If this conclusion is correct, is it a mistake to have the Orphan Drug Act give greater intellectual property protection for drugs that treat rare diseases because these diseases would attract little research effort without better protection? I follow Posner initially and ignore the tax benefits and research subsidies provided by the Act. Suppose that only because of the better patent protection provided for seven years, a biotech company develops a drug that treats a rare disease with a small market, and charges a high price-as in some examples given in the Wall Street Journal articles. Assume to start the analysis that persons with the disease treated by this drug pay for treatments from their own resources, and enough of them can pay so that the biotech company can cover, perhaps more than cover, their development and production costs.
Surely not only the biotech company, but also persons with the disease are better off that the drug was developed due to the Act, even though they have to pay a lot. If they were not better off, they would not be willing to pay the high price demanded. Since it is a win-win situation, in such cases it is obviously helpful to persons with rare diseases to have an Act that stimulates the development of drugs that treat their diseases.
The analysis is not greatly different if private health insurance providers voluntarily cover rare diseases, as discovered with great effort by the woman with Gaucher disease chronicled by the Wall Street Journal. As Posner indicates, insurance companies might be willing to cover rare diseases since such coverage does not raise premiums very much for other persons who are insured. This would be a strictly business decision by the insurance industry if made without political pressure. So voluntary private insurance coverage of persons with rare diseases does not materially change my favorable evaluation of the Orphan Drug Act.
The hard cases arise when the high prices charged for drugs that treat rare diseases are paid not by persons with the diseases, but by the government through Medicaid, Medicare, or other publicly funded health programs. Then taxpayers rather than persons with these diseases or private insurance companies may foot most of the cost of developing drugs that treat rare diseases. Should taxpayers be asked to pay $100,000 per year (Posner's estimate of the average cost of the drugs developed for rare diseases) for drugs that can keep persons with rare diseases alive for many years? The answer is not obviously yes, although as Tomas Philipson has argued, government coverage might be justified if taxpayers are concerned about the welfare of persons who are unfortunate to have these diseases, or as a way to provide insurance protection against the risk of being born with rare genetic defects.

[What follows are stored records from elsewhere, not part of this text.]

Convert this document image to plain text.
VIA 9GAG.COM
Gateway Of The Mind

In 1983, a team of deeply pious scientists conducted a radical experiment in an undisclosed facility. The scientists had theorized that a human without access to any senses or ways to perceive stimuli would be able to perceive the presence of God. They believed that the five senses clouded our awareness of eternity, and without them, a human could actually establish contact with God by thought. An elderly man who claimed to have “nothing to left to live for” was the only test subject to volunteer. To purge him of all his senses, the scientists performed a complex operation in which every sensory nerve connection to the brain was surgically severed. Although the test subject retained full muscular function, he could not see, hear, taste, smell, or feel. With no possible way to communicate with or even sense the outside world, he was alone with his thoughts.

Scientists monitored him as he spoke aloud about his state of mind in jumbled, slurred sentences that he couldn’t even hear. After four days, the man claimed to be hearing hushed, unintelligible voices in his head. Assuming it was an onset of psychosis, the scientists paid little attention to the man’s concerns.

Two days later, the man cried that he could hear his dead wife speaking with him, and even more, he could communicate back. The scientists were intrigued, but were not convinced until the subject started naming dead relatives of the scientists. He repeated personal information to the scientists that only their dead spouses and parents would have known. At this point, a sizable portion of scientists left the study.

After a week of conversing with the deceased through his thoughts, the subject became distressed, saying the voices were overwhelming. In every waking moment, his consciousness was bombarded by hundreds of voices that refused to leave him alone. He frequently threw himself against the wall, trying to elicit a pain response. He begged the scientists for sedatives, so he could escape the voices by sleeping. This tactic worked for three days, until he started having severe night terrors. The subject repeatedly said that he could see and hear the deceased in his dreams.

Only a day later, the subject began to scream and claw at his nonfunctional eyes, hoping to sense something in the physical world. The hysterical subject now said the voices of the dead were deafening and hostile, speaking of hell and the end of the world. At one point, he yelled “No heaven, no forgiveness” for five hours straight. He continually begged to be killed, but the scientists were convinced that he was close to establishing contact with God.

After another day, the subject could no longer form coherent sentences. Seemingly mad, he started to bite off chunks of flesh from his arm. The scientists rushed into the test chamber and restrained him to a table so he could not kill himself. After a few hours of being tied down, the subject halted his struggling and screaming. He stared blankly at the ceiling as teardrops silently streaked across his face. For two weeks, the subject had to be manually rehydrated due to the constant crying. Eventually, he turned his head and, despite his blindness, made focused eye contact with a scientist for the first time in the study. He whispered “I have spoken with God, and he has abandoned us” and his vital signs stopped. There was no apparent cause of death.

Medicare pays enormous sums to hospitals, nursing homes, and drug companies to keep elderly persons alive sometimes for only a few additional months. Yet the justification for doing this seems weaker than using government funds to pay for expensive drugs that enable young persons with rare diseases to live fairly normal lives for many years rather than dying at young ages. Perhaps Medicare should not pay a lot to keep elderly persons alive for a short period, but I do not believe the case for government payment of the cost of treating persons with rare diseases can be analyzed in isolation from a more general consideration of what type of health care should be provided out of government funds.
The Act also would look less favorable if, as is likely, biotech and other drug companies sometimes reclassify the markets for new drugs to help them qualify for the Act's benefits. I also have doubts about the wisdom of the provision that allows drug companies to immediately write off their R&D spending on orphan drugs.
So an overall evaluation of the Orphan Drug Act is not easy. Still, it might well be desirable to give stronger patent protection to drugs with small markets that treat rare diseases in order to induce the development of such drugs.